I was recently reminded of this when reading a story about a zombie apocalypse and the trope of keeping a zombified loved one locked away in hopes of a cure. In this case, I don't think there was an apocalypse, but it was simply a matter of that the mother hungered for flesh. Her daughters (I think there were more than one) keep her locked away in the basement and feed her stray animals (I think that there was an aspect where the mother wouldn't eat any meat that wasn't still alive) and generally tried to keep anyone else from realizing the situation, although I think they were starting to run out of animals to abduct. It was all rendered very much in a "young children trying to keep the world from knowing they were on their own" vein, but with a slightly fantastic vein.
The other story aspect, and I think the one that was introduced at the beginning of the book, involved a girl who loved trees, and associated them with childhood memories. When one of them is cut down (I think on someone else's property, so they had a right to cut it down), she goes on a mild rampage of vandalism of their house before she's picked up by the police, who basically pass it off as a childish tantrum.

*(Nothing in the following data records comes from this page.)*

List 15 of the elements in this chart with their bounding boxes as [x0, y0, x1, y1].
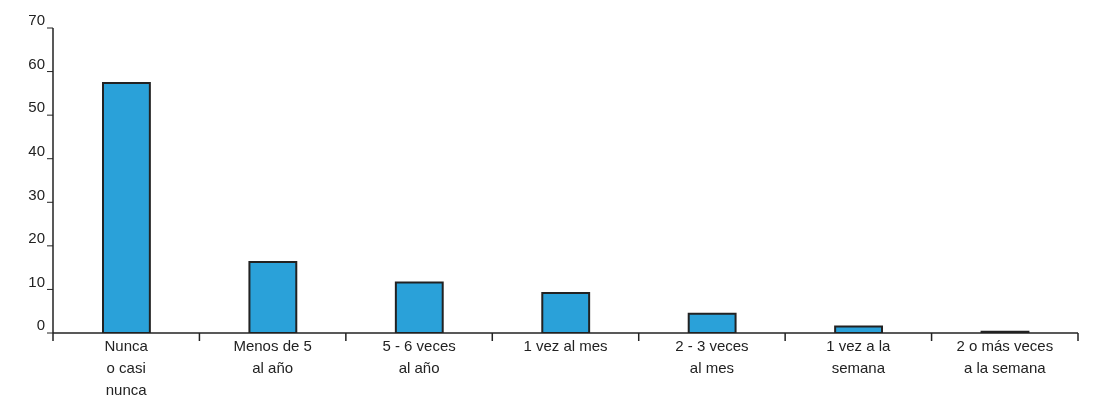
x-tick-label: 2 - 3 veces al mes	[675, 337, 749, 376]
x-tick-label: Nunca o casi nunca	[104, 337, 149, 398]
y-tick-label: 30	[28, 185, 45, 203]
y-tick-label: 10	[28, 272, 45, 290]
y-tick-label: 0	[36, 316, 45, 334]
y-tick-label: 20	[28, 229, 45, 247]
x-tick-label: 2 o más veces a la semana	[956, 337, 1054, 376]
y-tick-label: 40	[28, 142, 45, 160]
y-tick-label: 70	[28, 11, 45, 29]
x-tick-label: 1 vez al mes	[523, 337, 608, 354]
y-tick-label: 50	[28, 98, 45, 116]
x-tick-label: Menos de 5 al año	[233, 337, 312, 376]
x-tick-label: 5 - 6 veces al año	[382, 337, 456, 376]
y-tick-label: 60	[28, 54, 45, 72]
x-tick-label: 1 vez a la semana	[826, 337, 892, 376]
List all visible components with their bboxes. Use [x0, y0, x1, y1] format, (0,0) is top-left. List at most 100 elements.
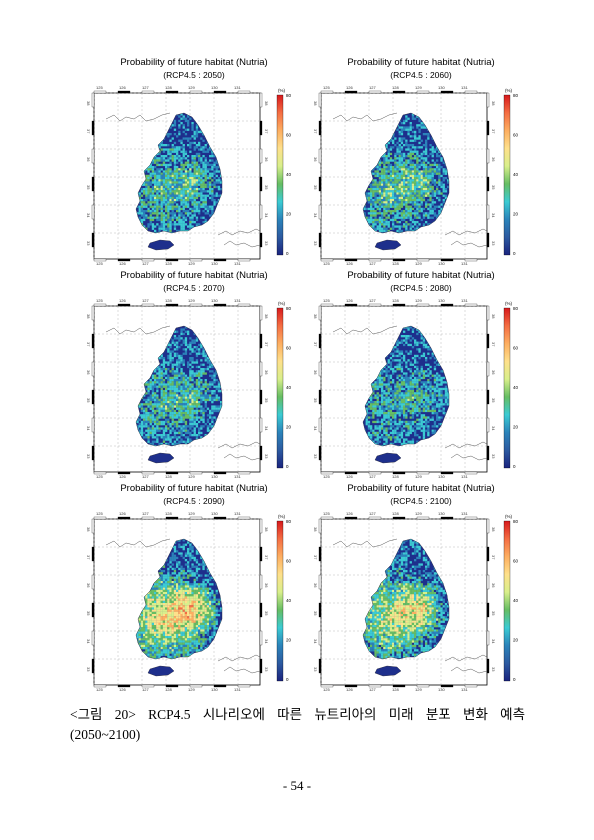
- panel-title: Probability of future habitat (Nutria): [347, 57, 495, 68]
- colorbar: (%)80 60 40 20 0: [276, 301, 292, 469]
- lon-tick-label: 131: [234, 687, 241, 691]
- lat-tick-label: 35: [264, 398, 269, 403]
- lat-tick-label: 34: [86, 426, 91, 431]
- lon-tick-label: 125: [96, 511, 103, 516]
- lon-tick-label: 130: [438, 85, 445, 90]
- lat-tick-label: 36: [491, 583, 496, 588]
- lon-tick-label: 126: [119, 85, 126, 90]
- colorbar-tick-label: 0: [513, 464, 516, 469]
- colorbar-tick-label: 0: [286, 677, 289, 682]
- lat-tick-label: 36: [86, 157, 91, 162]
- lat-tick-label: 38: [86, 314, 91, 319]
- lat-tick-label: 36: [264, 370, 269, 375]
- lat-tick-label: 38: [491, 527, 496, 532]
- lat-tick-label: 37: [86, 555, 91, 560]
- lon-tick-label: 130: [438, 474, 445, 478]
- lon-tick-label: 129: [415, 511, 422, 516]
- lon-tick-label: 125: [323, 298, 330, 303]
- map-panel-2070: Probability of future habitat (Nutria) (…: [84, 270, 324, 478]
- lat-tick-label: 37: [264, 342, 269, 347]
- colorbar-tick-label: 40: [513, 385, 519, 390]
- lon-tick-label: 131: [234, 261, 241, 265]
- lon-tick-label: 130: [438, 261, 445, 265]
- lon-tick-label: 126: [119, 298, 126, 303]
- lon-tick-label: 128: [392, 298, 399, 303]
- lon-tick-label: 129: [188, 85, 195, 90]
- lon-tick-label: 128: [165, 474, 172, 478]
- colorbar: (%)80 60 40 20 0: [503, 301, 519, 469]
- panel-title: Probability of future habitat (Nutria): [347, 483, 495, 494]
- lat-tick-label: 33: [86, 241, 91, 246]
- lon-tick-label: 125: [323, 474, 330, 478]
- lat-tick-label: 36: [86, 583, 91, 588]
- lon-tick-label: 126: [119, 261, 126, 265]
- lon-tick-label: 127: [142, 261, 149, 265]
- map-panel-2060: Probability of future habitat (Nutria) (…: [311, 57, 551, 265]
- colorbar-tick-label: 80: [513, 519, 519, 524]
- lon-tick-label: 128: [165, 261, 172, 265]
- colorbar-unit: (%): [278, 514, 285, 519]
- lon-tick-label: 126: [119, 511, 126, 516]
- colorbar-tick-label: 40: [286, 172, 292, 177]
- lon-tick-label: 126: [346, 261, 353, 265]
- lat-tick-label: 38: [313, 314, 318, 319]
- lon-tick-label: 128: [392, 687, 399, 691]
- colorbar-tick-label: 60: [513, 133, 519, 138]
- lon-tick-label: 126: [346, 85, 353, 90]
- colorbar-tick-label: 60: [286, 133, 292, 138]
- lat-tick-label: 34: [86, 639, 91, 644]
- lat-tick-label: 33: [491, 454, 496, 459]
- lon-tick-label: 129: [415, 85, 422, 90]
- lon-tick-label: 125: [96, 85, 103, 90]
- panel-subtitle: (RCP4.5 : 2090): [163, 496, 225, 506]
- colorbar-tick-label: 60: [286, 559, 292, 564]
- lat-tick-label: 38: [491, 101, 496, 106]
- lat-tick-label: 36: [264, 583, 269, 588]
- lon-tick-label: 131: [461, 85, 468, 90]
- colorbar: (%)80 60 40 20 0: [503, 514, 519, 682]
- colorbar-tick-label: 0: [513, 677, 516, 682]
- colorbar-tick-label: 80: [513, 306, 519, 311]
- colorbar-unit: (%): [505, 301, 512, 306]
- lon-tick-label: 126: [346, 298, 353, 303]
- lat-tick-label: 35: [313, 611, 318, 616]
- lon-tick-label: 131: [461, 298, 468, 303]
- colorbar-tick-label: 60: [513, 559, 519, 564]
- lat-tick-label: 37: [491, 129, 496, 134]
- lon-tick-label: 127: [369, 298, 376, 303]
- lat-tick-label: 35: [313, 398, 318, 403]
- lon-tick-label: 130: [211, 474, 218, 478]
- lat-tick-label: 35: [86, 611, 91, 616]
- lat-tick-label: 33: [264, 241, 269, 246]
- colorbar-tick-label: 0: [513, 251, 516, 256]
- lon-tick-label: 127: [369, 687, 376, 691]
- lat-tick-label: 38: [264, 101, 269, 106]
- colorbar-tick-label: 80: [513, 93, 519, 98]
- lon-tick-label: 131: [234, 85, 241, 90]
- lat-tick-label: 35: [86, 398, 91, 403]
- lat-tick-label: 35: [264, 185, 269, 190]
- lon-tick-label: 125: [96, 687, 103, 691]
- lat-tick-label: 38: [86, 101, 91, 106]
- lon-tick-label: 127: [142, 85, 149, 90]
- lon-tick-label: 130: [438, 298, 445, 303]
- lat-tick-label: 33: [264, 667, 269, 672]
- lat-tick-label: 34: [313, 639, 318, 644]
- lat-tick-label: 37: [86, 129, 91, 134]
- lon-tick-label: 131: [461, 474, 468, 478]
- colorbar-tick-label: 40: [513, 598, 519, 603]
- lat-tick-label: 36: [491, 157, 496, 162]
- panel-title: Probability of future habitat (Nutria): [347, 270, 495, 281]
- colorbar-tick-label: 60: [286, 346, 292, 351]
- lon-tick-label: 131: [234, 298, 241, 303]
- lon-tick-label: 128: [165, 511, 172, 516]
- map-panel-2080: Probability of future habitat (Nutria) (…: [311, 270, 551, 478]
- panel-title: Probability of future habitat (Nutria): [120, 270, 268, 281]
- page-number: - 54 -: [282, 778, 312, 793]
- lon-tick-label: 127: [369, 474, 376, 478]
- panel-title: Probability of future habitat (Nutria): [120, 57, 268, 68]
- lon-tick-label: 131: [461, 687, 468, 691]
- lat-tick-label: 35: [491, 398, 496, 403]
- lat-tick-label: 33: [86, 667, 91, 672]
- panel-subtitle: (RCP4.5 : 2070): [163, 283, 225, 293]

I don't recall what association, if any, she has with the girl with the mother in the basement.
I read this somewhere in the last ten years (I know I read it while married because I remember trying to explain the plot to my wife), I think about four years ago in 2018, as a book checked out from the library (which, unfortunately, as I've mentioned before, involves a long enough history that it makes a scan through titles time-prohibitive). I'm 90% certain it was a physical book, not an eBook. I don't think I finished it, in part due to other obligations at the time, and in part because the narrative depressed me.